Copyright Law

Taylor Swift is redefining Copyright and Empowering all Artists

She isn’t just a pop icon. Taylor Swift is redefining copyright and reshaping the music industry, Discover how her bold moves are changing the rules and empowering artists everywhere.

by Glyn Moody of Tech Dirt

Taylor Swift is in the news, and not just because she has become the most decorated solo artist of all time. The fact that Taylor Swift has already been mentioned multiple times on Walled Culture underlines that she is also an important – if surprising – figure in the world of copyright. That’s because Swift has been re-recording her albums in order to gain full control over them. She lost control because of the way that copyright works in the music industry, where it is split between the written song and its performance (the “master recording”). Record label contracts typically contain a clause in which the artist grants the label an exclusive and total license to the master. By re-recording her albums, Swift can add control of the master to her control of the written songs.
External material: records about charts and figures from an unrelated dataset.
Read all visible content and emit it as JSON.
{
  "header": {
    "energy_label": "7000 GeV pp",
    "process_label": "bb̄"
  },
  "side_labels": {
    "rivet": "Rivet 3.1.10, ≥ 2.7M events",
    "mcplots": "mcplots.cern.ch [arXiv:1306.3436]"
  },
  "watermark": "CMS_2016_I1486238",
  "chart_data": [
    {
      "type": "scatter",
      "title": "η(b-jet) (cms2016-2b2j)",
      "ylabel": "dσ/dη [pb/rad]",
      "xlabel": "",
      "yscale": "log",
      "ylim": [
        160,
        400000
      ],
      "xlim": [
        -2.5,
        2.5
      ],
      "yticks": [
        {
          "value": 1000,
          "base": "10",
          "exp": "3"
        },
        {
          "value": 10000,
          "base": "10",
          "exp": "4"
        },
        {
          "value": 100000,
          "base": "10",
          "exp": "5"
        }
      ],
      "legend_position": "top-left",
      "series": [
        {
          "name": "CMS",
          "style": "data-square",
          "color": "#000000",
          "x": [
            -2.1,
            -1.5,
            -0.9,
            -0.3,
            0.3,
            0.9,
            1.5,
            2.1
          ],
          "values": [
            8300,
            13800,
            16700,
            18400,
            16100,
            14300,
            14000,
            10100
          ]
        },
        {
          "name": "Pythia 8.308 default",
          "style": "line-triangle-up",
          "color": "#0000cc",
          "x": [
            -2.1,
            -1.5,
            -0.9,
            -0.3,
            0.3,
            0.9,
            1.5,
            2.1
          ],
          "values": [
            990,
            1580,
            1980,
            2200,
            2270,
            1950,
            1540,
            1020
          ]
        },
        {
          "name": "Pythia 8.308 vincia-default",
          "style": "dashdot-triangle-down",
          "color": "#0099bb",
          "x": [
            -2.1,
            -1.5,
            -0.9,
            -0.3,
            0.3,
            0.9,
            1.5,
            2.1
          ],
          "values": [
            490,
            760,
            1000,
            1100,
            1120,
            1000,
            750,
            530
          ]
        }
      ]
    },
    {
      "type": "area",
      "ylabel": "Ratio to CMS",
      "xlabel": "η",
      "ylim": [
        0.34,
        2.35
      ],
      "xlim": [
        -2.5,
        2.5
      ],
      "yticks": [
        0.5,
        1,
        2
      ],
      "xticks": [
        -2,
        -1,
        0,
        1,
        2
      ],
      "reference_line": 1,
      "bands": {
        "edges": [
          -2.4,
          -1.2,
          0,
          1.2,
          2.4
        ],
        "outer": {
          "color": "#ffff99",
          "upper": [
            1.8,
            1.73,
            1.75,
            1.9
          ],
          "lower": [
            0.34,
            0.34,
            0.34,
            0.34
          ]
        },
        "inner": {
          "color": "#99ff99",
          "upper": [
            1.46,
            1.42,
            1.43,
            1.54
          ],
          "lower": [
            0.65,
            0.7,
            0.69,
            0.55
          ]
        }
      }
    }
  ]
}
Swift’s long battle is well-known in the industry. But an article on the Harvard Law Today site from a few months back adds an important detail to this story that I have not seen reported anywhere else. It draws on comments made by Gary R. Greenstein, a “technology transactions partner” at Wilson Sonsini, one of the top US law firms. It concerns a common legal requirement in contracts to wait a certain number of years before artists are allowed to re-record an album:

It’s significant, Greenstein said, that the first Taylor’s Version wasn’t released until she’d been off [record label] Big Machine for three years. Until then, she was legally bound not to re-record any of the material, and this time frame was typical of record deals in the past. But this is the part of the equation that Swift likely changed for good.

According to Greenstein, the major record labels used to be fairly reasonable in terms of the length of the prohibition they imposed on on re-recording. But he says that’s no longer the case as a result of Swift’s successful project to regain full control of her own works:

record companies are now trying to prohibit re-recordings for 20 or 30 years, not just two or three. And this has become a key part of contract negotiations. “Will they get 30 years? Probably not, if the lawyer is competent. But they want to make sure that the artist’s vocal cords are not in good shape by the time they get around to re-recording.”

In other words, as soon as a creator finds a way to take back control from intermediaries that have routinely derived excessive profits from the labor of others, the copyright world fights back with new legal straitjackets to stop other artists daring to do the same. That’s yet another reason for creators to retain full control of their works, and to shun traditional intermediaries that try to impose one-sided and unfair contracts.